I'm gonna assume that you are referring to Roosevelt's bow to Stalin, half of Europe.
BTW....Stalin made plans for the other half as well.
Before Hitler attacked Stalin, the plan was for Hitler to do the work of destroying other European governments....
. Communist party members throughout Europe were ordered to sabotage their nation's forces, and aid the Nazi attackers. The French Communist Party, July 1940: "It is comforting to see workers talking to German soldiers as friends,...'well done, comrades, and keep it up,' ...the brotherhood of man will not be forever a hope, it will become a living reality."
Then, Stalin would march in and take over:
When Hitler began his advances on other countries, Stalin refused to join the nations talking of stopping him. Stalin was, in fact, pleased that Hitler was destroying the old order throughout Europe. "There will be no parliaments, no trade unions, no armies, no governments....then Stalin will come as the liberator...millions of people will be sitting in concentration camps, hoping someone will liberate them, then Stalin and the Red Army will come and liberate them. That was his plan." Vladimir Bukovsky.
They were allies at first.
Excellent!
Hitler didn't have the supplies nor resources he needed, so August 23, 1939, Soviet Russia' Foreign Minister Molotov signs the Nazi-Soviet Non-aggression Pact while German Foreign Minister Von Ribbentrop and Soviet leader Josef Stalin look on, while standing under a portrait of Lenin –materials to be provided in later economic agreements.

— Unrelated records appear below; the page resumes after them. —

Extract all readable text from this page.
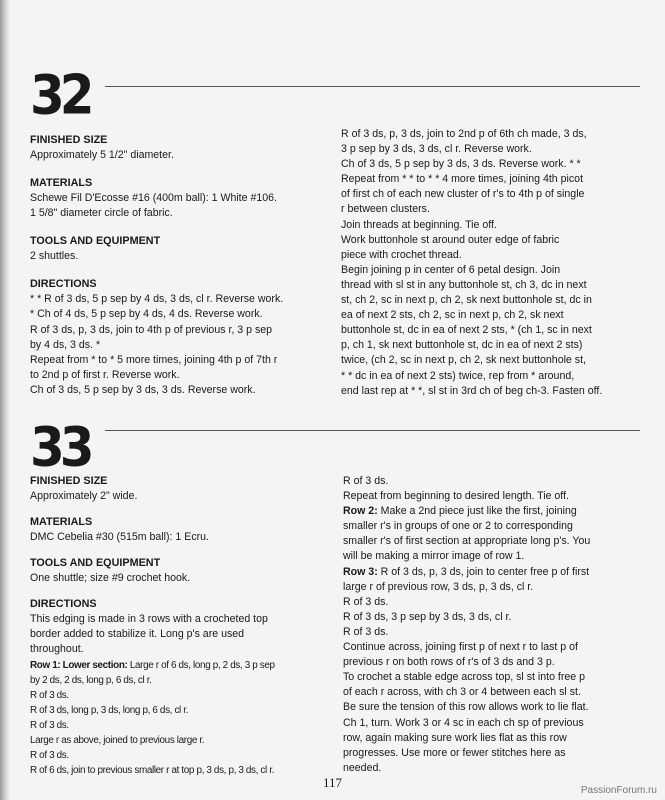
32
FINISHED SIZE

Approximately 5 1/2" diameter.

MATERIALS

Schewe Fil D'Ecosse #16 (400m ball): 1 White #106.

1 5/8" diameter circle of fabric.

TOOLS AND EQUIPMENT

2 shuttles.

DIRECTIONS

* * R of 3 ds, 5 p sep by 4 ds, 3 ds, cl r. Reverse work.

* Ch of 4 ds, 5 p sep by 4 ds, 4 ds. Reverse work.

R of 3 ds, p, 3 ds, join to 4th p of previous r, 3 p sep

by 4 ds, 3 ds. *

Repeat from * to * 5 more times, joining 4th p of 7th r

to 2nd p of first r. Reverse work.

Ch of 3 ds, 5 p sep by 3 ds, 3 ds. Reverse work.

R of 3 ds, p, 3 ds, join to 2nd p of 6th ch made, 3 ds,

3 p sep by 3 ds, 3 ds, cl r. Reverse work.

Ch of 3 ds, 5 p sep by 3 ds, 3 ds. Reverse work. * *

Repeat from * * to * * 4 more times, joining 4th picot

of first ch of each new cluster of r's to 4th p of single

r between clusters.

Join threads at beginning. Tie off.

Work buttonhole st around outer edge of fabric

piece with crochet thread.

Begin joining p in center of 6 petal design. Join

thread with sl st in any buttonhole st, ch 3, dc in next

st, ch 2, sc in next p, ch 2, sk next buttonhole st, dc in

ea of next 2 sts, ch 2, sc in next p, ch 2, sk next

buttonhole st, dc in ea of next 2 sts, * (ch 1, sc in next

p, ch 1, sk next buttonhole st, dc in ea of next 2 sts)

twice, (ch 2, sc in next p, ch 2, sk next buttonhole st,

* * dc in ea of next 2 sts) twice, rep from * around,

end last rep at * *, sl st in 3rd ch of beg ch-3. Fasten off.

33
FINISHED SIZE

Approximately 2" wide.

MATERIALS

DMC Cebelia #30 (515m ball): 1 Ecru.

TOOLS AND EQUIPMENT

One shuttle; size #9 crochet hook.

DIRECTIONS

This edging is made in 3 rows with a crocheted top

border added to stabilize it. Long p's are used

throughout.

Row 1: Lower section: Large r of 6 ds, long p, 2 ds, 3 p sep

by 2 ds, 2 ds, long p, 6 ds, cl r.

R of 3 ds.

R of 3 ds, long p, 3 ds, long p, 6 ds, cl r.

R of 3 ds.

Large r as above, joined to previous large r.

R of 3 ds.

R of 6 ds, join to previous smaller r at top p, 3 ds, p, 3 ds, cl r.

R of 3 ds.

Repeat from beginning to desired length. Tie off.

Row 2: Make a 2nd piece just like the first, joining

smaller r's in groups of one or 2 to corresponding

smaller r's of first section at appropriate long p's. You

will be making a mirror image of row 1.

Row 3: R of 3 ds, p, 3 ds, join to center free p of first

large r of previous row, 3 ds, p, 3 ds, cl r.

R of 3 ds.

R of 3 ds, 3 p sep by 3 ds, 3 ds, cl r.

R of 3 ds.

Continue across, joining first p of next r to last p of

previous r on both rows of r's of 3 ds and 3 p.

To crochet a stable edge across top, sl st into free p

of each r across, with ch 3 or 4 between each sl st.

Be sure the tension of this row allows work to lie flat.

Ch 1, turn. Work 3 or 4 sc in each ch sp of previous

row, again making sure work lies flat as this row

progresses. Use more or fewer stitches here as

needed.

117
PassionForum.ru
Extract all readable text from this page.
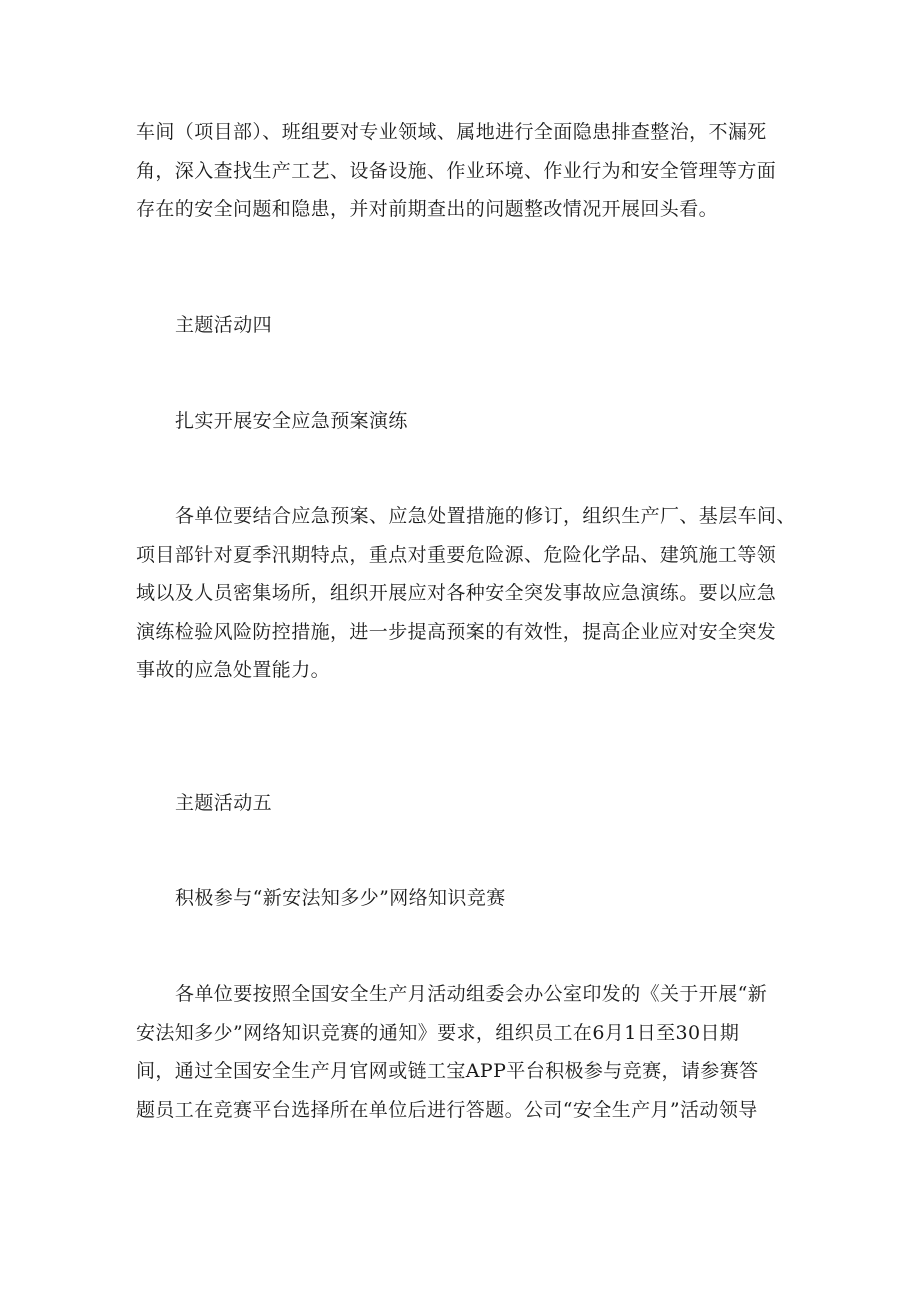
车间（项目部）、班组要对专业领域、属地进行全面隐患排查整治，不漏死
角，深入查找生产工艺、设备设施、作业环境、作业行为和安全管理等方面
存在的安全问题和隐患，并对前期查出的问题整改情况开展回头看。

主题活动四

扎实开展安全应急预案演练

各单位要结合应急预案、应急处置措施的修订，组织生产厂、基层车间、
项目部针对夏季汛期特点，重点对重要危险源、危险化学品、建筑施工等领
域以及人员密集场所，组织开展应对各种安全突发事故应急演练。要以应急
演练检验风险防控措施，进一步提高预案的有效性，提高企业应对安全突发
事故的应急处置能力。

主题活动五

积极参与“新安法知多少”网络知识竞赛

各单位要按照全国安全生产月活动组委会办公室印发的《关于开展“新
安法知多少”网络知识竞赛的通知》要求，组织员工在6月1日至30日期
间，通过全国安全生产月官网或链工宝APP平台积极参与竞赛，请参赛答
题员工在竞赛平台选择所在单位后进行答题。公司“安全生产月”活动领导
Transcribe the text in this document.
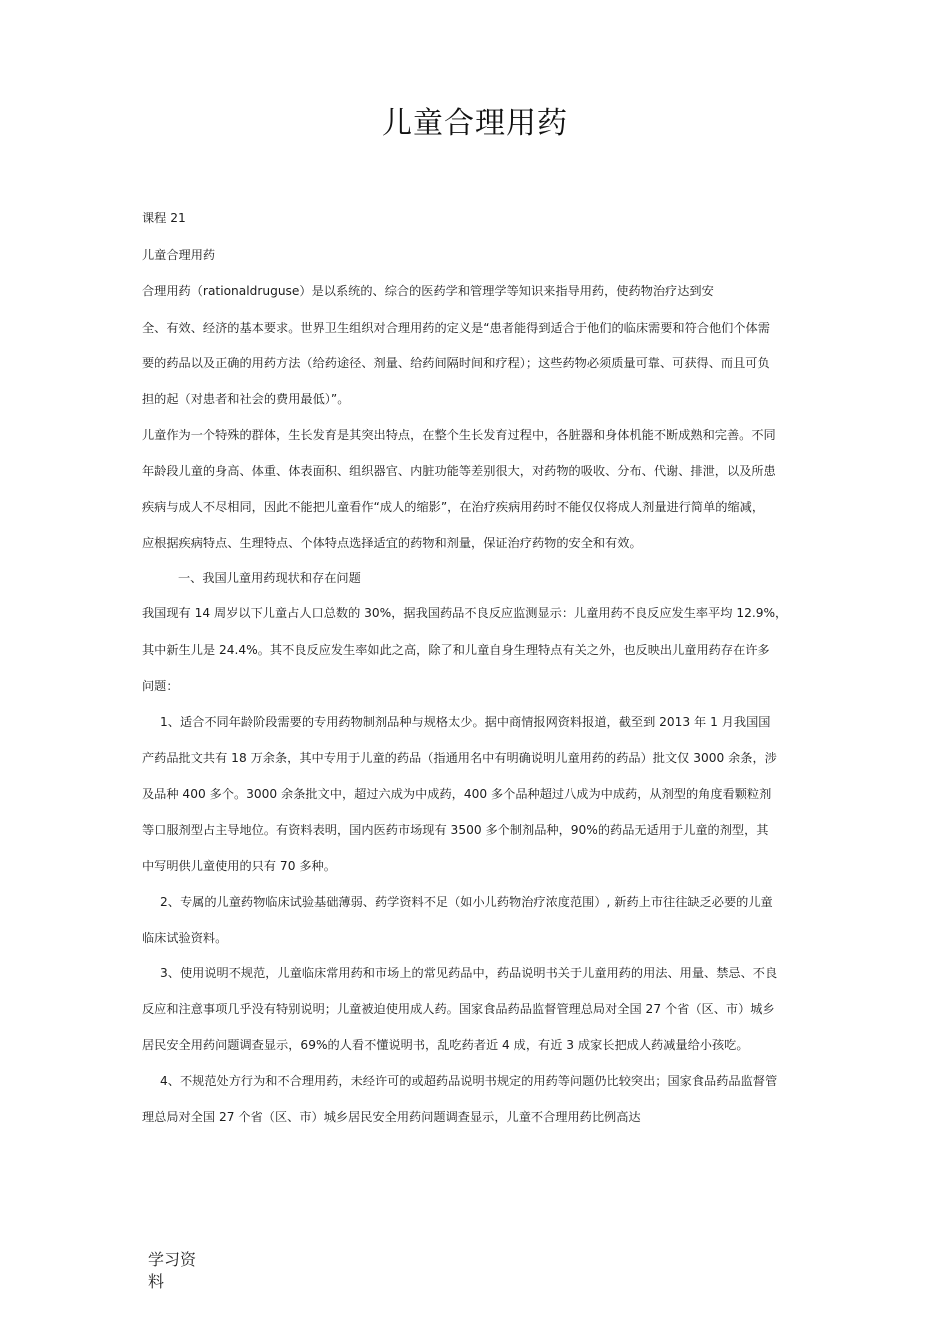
儿童合理用药
课程 21
儿童合理用药
合理用药（rationaldruguse）是以系统的、综合的医药学和管理学等知识来指导用药，使药物治疗达到安
全、有效、经济的基本要求。世界卫生组织对合理用药的定义是“患者能得到适合于他们的临床需要和符合他们个体需
要的药品以及正确的用药方法（给药途径、剂量、给药间隔时间和疗程）；这些药物必须质量可靠、可获得、而且可负
担的起（对患者和社会的费用最低）”。
儿童作为一个特殊的群体，生长发育是其突出特点，在整个生长发育过程中，各脏器和身体机能不断成熟和完善。不同
年龄段儿童的身高、体重、体表面积、组织器官、内脏功能等差别很大，对药物的吸收、分布、代谢、排泄，以及所患
疾病与成人不尽相同，因此不能把儿童看作“成人的缩影”，在治疗疾病用药时不能仅仅将成人剂量进行简单的缩减，
应根据疾病特点、生理特点、个体特点选择适宜的药物和剂量，保证治疗药物的安全和有效。
一、我国儿童用药现状和存在问题
我国现有 14 周岁以下儿童占人口总数的 30%，据我国药品不良反应监测显示：儿童用药不良反应发生率平均 12.9%，
其中新生儿是 24.4%。其不良反应发生率如此之高，除了和儿童自身生理特点有关之外，也反映出儿童用药存在许多
问题：
1、适合不同年龄阶段需要的专用药物制剂品种与规格太少。据中商情报网资料报道，截至到 2013 年 1 月我国国
产药品批文共有 18 万余条，其中专用于儿童的药品（指通用名中有明确说明儿童用药的药品）批文仅 3000 余条，涉
及品种 400 多个。3000 余条批文中，超过六成为中成药，400 多个品种超过八成为中成药，从剂型的角度看颗粒剂
等口服剂型占主导地位。有资料表明，国内医药市场现有 3500 多个制剂品种，90%的药品无适用于儿童的剂型，其
中写明供儿童使用的只有 70 多种。
2、专属的儿童药物临床试验基础薄弱、药学资料不足（如小儿药物治疗浓度范围）, 新药上市往往缺乏必要的儿童
临床试验资料。
3、使用说明不规范，儿童临床常用药和市场上的常见药品中，药品说明书关于儿童用药的用法、用量、禁忌、不良
反应和注意事项几乎没有特别说明；儿童被迫使用成人药。国家食品药品监督管理总局对全国 27 个省（区、市）城乡
居民安全用药问题调查显示，69%的人看不懂说明书，乱吃药者近 4 成，有近 3 成家长把成人药减量给小孩吃。
4、不规范处方行为和不合理用药，未经许可的或超药品说明书规定的用药等问题仍比较突出；国家食品药品监督管
理总局对全国 27 个省（区、市）城乡居民安全用药问题调查显示，儿童不合理用药比例高达
学习资
料
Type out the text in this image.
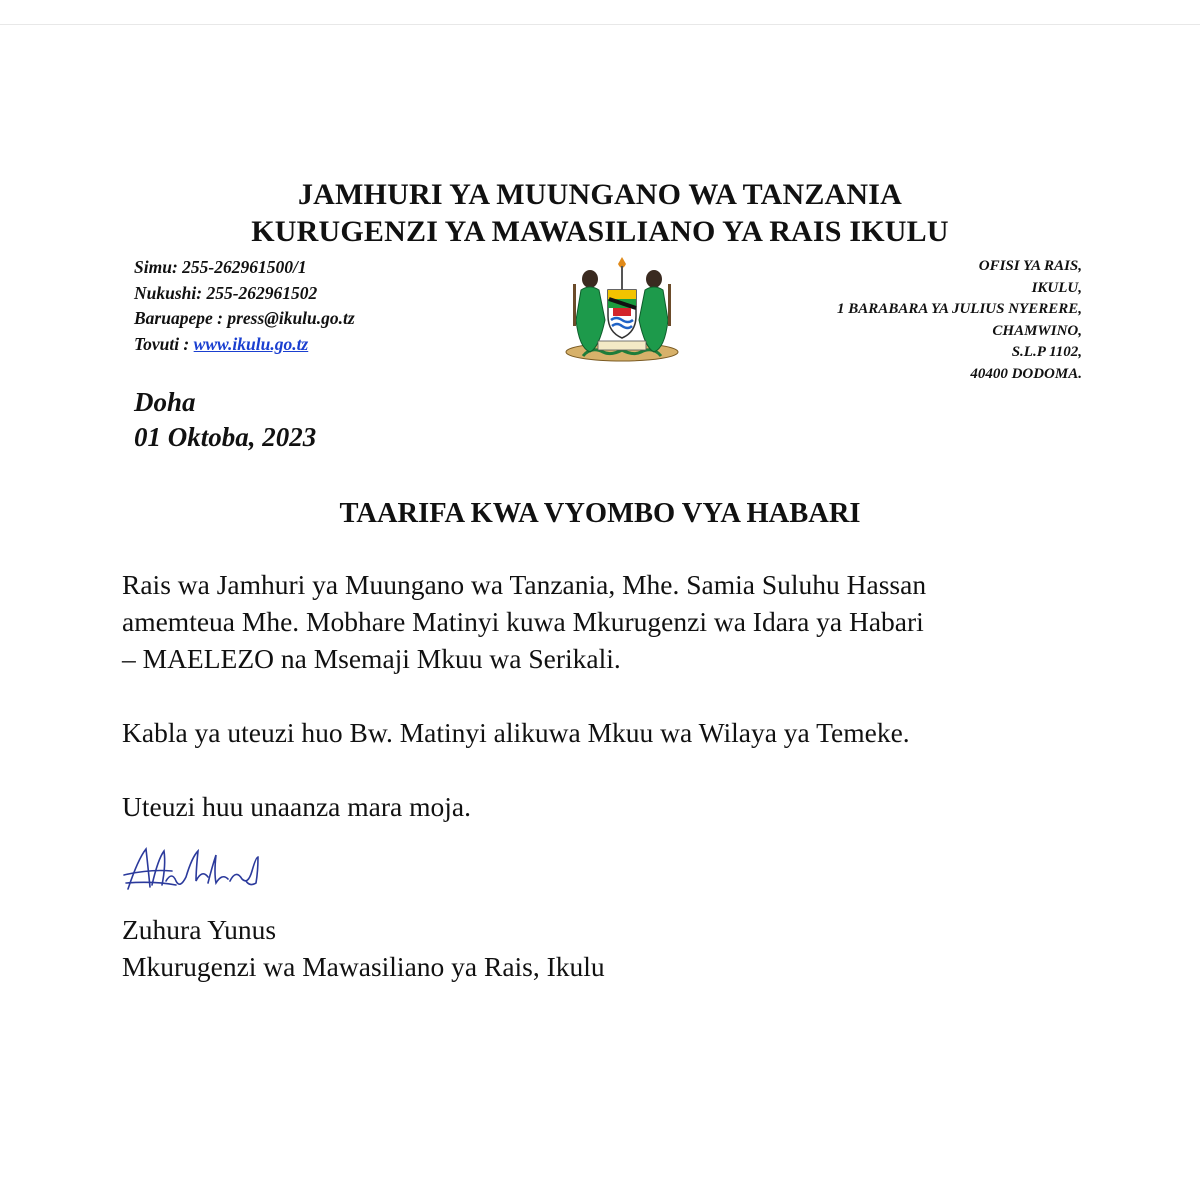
JAMHURI YA MUUNGANO WA TANZANIA
KURUGENZI YA MAWASILIANO YA RAIS IKULU
Simu: 255-262961500/1
Nukushi: 255-262961502
Baruapepe : press@ikulu.go.tz
Tovuti : www.ikulu.go.tz
OFISI YA RAIS,
IKULU,
1 BARABARA YA JULIUS NYERERE,
CHAMWINO,
S.L.P 1102,
40400 DODOMA.
Doha
01 Oktoba, 2023
TAARIFA KWA VYOMBO VYA HABARI
Rais wa Jamhuri ya Muungano wa Tanzania, Mhe. Samia Suluhu Hassan
amemteua Mhe. Mobhare Matinyi kuwa Mkurugenzi wa Idara ya Habari
– MAELEZO na Msemaji Mkuu wa Serikali.
Kabla ya uteuzi huo Bw. Matinyi alikuwa Mkuu wa Wilaya ya Temeke.
Uteuzi huu unaanza mara moja.
Zuhura Yunus
Mkurugenzi wa Mawasiliano ya Rais, Ikulu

a. "1939- At the same time, Stalin helps supply the German war effort, providing the Nazi regime with oil, wood, copper, manganese ore, rubber, grain, and other resources under a trade agreement between the two nations. Stalin views the war against Germany as a conflict "between two groups of capitalist countries", saying there is "nothing wrong in their having a good fight and weakening each other."
Georgy Zhukov hero file | moreorless.net.au
b. September 1, 1939, Hitler attacked Poland....on September 17, Stalin attacks from the East. The Soviet radio transmitter in Minsk guided the Nazi bombers attacking Polish cities. Newsreel footage showed the Red Army in Nazi helmets, marching side by side with the SS. One photo shows the hammer and sickle along side the swastika.
BTW....the lack of resources is why Hitler attacked Stalin in June....he knew he only had supplies enough for 2-3 months.....plus, he knew he couldn;t defeat Stalin's three best generals: December, January, and February.
No one with a brain imagined that Germany could defeat the Soviet Union.
I think they could have if they consolidated their power in Europe and waited. The Germans had better technology, they just didn't have the manpower. Plus Hitler wanted everything and fast, which is why they lost in Russia.
He didn't listen to his generals, and wanted to use all the technology for offense rather than defense, the Me 262s, for example.
Nope.
"Between June 22, 1941, and January 31, 1942, the Germans had lost 6,000 airplanes and more than 3,200 tanks and similar vehicles; and no less than 918,000 men had been killed, wounded, or gone missing in action, amounting to 28.7 percent of the average strength of the army, namely, 3,2 million men.[33]
(In the Soviet Union, Germany would lose no less than 10 million of its total 13.5 million men killed, wounded, or taken prisoner during the entire war; and
the Red Army would end up claiming credit for 90 per cent of all Germans killed in the Second World War.)
Clive Ponting, 'Armageddon: The Second World War,' p. 130; Stephen E. Ambrose 'Americans at War,' p. 72. ”
And this, the only logical conclusion:
"....realistically middle sized
Germany could not defeat the much larger Ussr in the long term. Germany would have eventually surrendered to the western allies to prevent total occupation by the USSR ..."
So did the Red Army really singlehandedly defeat the Third Reich Stuff I Done Wrote - The Michael A. Charles Online Presence (comment)
Clearly, any explanation of Roosevelt's pro-Soviet policy cannot rely on the fear of Stalin quitting the war.
We never should have backed one over the other.
Hanson Baldwin, military critic of the New York Times, declares in his book, "Great Mistakes of the War:" 'There is no doubt whatsoever that it would have been to the interest of Britain, the United States, and the world to have allowed and indeed to have encouraged-the world's two great dictatorships to fight each other to a frazzle.'
Baldwin writes that the United States put itself "in the role-at times a disgraceful role-of fearful suppliant and propitiating ally, anxious at nearly any cost to keep Russia fighting. In retrospect, how stupid!"